Physical stores track you in even less conspicuous ways, too. IBM’s “Presence Zones” system uses location-based sensors to pinpoint shopper locations inside stores, recording where people linger and browse, and which areas they ignore. The company is also pushing an opt-in plan that would allow retailers to serve targeted ads to shoppers based on where they’ve previously spent their time inside stores. (In fact, IBM has been pretty open about this practice; the company commissioned a sponsored piece in the Atlantic describing its data-driven retail practices.) Apple has a similar program involving its iBeacon devices, which can send push notifications through compatible apps to shoppers’ phones.

Stores are also using facial recognition to profile customers as they shop, deploying sales staff to different departments based on customers’ age and gender, CNBC has reported. Retailers claim that they don’t connect these data to personal information, but consumers might be forgiven for hearing echoes of ad-targeting practices that landed Facebook in hot water even before the Cambridge Analytica scandal boiled over. Indeed, privacy researcher Safiya Noble points out in her book Algorithms of Oppression that this type of surveillance can, and in many cases does, create data that leads to racial profiling and discrimination.

 
 

 

Data can’t replace customer service

From retailers’ point of view, the logic here is straightforward: The more they know about your shopping habits, the better they can predict your behavior and make connections between your offline and online purchasing patterns. The problem is many retailers–and not even Amazon–have figured out how to use all this information effectively. For example, if you buy a vacuum cleaner on Amazon, you’ll probably continue to see ads for vacuum cleaners for the next few days, even though you now have absolutely no need for one.

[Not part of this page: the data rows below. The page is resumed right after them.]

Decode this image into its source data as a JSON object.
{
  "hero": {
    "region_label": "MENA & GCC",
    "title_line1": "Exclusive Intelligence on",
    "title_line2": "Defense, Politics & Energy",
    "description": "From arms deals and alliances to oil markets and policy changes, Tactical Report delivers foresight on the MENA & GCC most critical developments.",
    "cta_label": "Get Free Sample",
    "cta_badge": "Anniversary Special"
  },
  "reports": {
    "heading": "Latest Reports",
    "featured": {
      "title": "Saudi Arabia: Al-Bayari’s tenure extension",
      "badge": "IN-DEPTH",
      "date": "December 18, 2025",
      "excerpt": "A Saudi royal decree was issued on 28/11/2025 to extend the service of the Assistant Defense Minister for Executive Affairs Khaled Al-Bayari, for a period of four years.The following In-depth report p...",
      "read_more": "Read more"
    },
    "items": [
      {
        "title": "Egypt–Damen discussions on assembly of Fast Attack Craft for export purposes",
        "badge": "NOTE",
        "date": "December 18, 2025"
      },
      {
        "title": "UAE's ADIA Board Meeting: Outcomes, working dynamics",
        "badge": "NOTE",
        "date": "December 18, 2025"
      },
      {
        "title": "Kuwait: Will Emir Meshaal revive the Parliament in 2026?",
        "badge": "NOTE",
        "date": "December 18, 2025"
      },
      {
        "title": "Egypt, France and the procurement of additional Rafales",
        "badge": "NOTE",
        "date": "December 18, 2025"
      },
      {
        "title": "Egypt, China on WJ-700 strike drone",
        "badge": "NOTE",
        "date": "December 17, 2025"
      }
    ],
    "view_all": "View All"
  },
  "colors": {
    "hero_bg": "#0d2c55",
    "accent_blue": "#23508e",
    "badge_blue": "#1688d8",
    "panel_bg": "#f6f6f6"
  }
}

But for smaller retailers scrambling to embrace a data-driven marketing landscape, the ecosystem’s shortcomings actually represent an opportunity. Wherever the digital network of cookies and data-scraping algorithms come up short, that’s where savvier retailers can jump in to provide the missing component that even a customer-obsessed tech giant like Amazon can’t always deliver seamlessly: real-life customer service. A salesperson can read your body language, negotiate with you on price and features, and use their personal experience to guide you to a purchasing decision. Alexa still can’t do that, no matter how attentive it seems.

The same goes for digital retailers: Paying real humans to respond to customer complaints on Twitter or by email is far more effective than funneling online shoppers to a chatbot. Making these analog investments may seem counterintuitive now; many e-commerce companies have pushed data as the future of shopping, and a huge market for buying and selling that data has grown up around the industry.

But human behavior is messy and complex, and even the simplest transactions can’t be boiled down to having the right profile for a customer. It’s also easy for companies to become data-dependent, convinced that algorithms will solve their sales problems as long as they feed them enough. That’s one of those hypothetical computing problems that one day might be proven true, but chances are it’s not going to happen for a very long time–particularly not when legions of customers are pushing for more data privacy, not less of it. In the meantime, dependence on data may lead retailers to make more wrong maneuvers than right ones.

 

For all the panic in the retail sector about Amazon replacing traditional sales, I don’t see the person-to-person experience going away anytime soon. With a few exceptions, people like leaving the house. They like the experience of shopping, discovery, and interacting with each other. No matter how advanced the online experience becomes, or how deep the discounts become with Amazon Prime (whose annual subscription rate is rising, by the way), there are still things that a human being can do better. The fact is that humans are irrational creatures, and trying to pin down and predict their behavior is, at best, a fool’s errand. Or Amazon’s, anyway.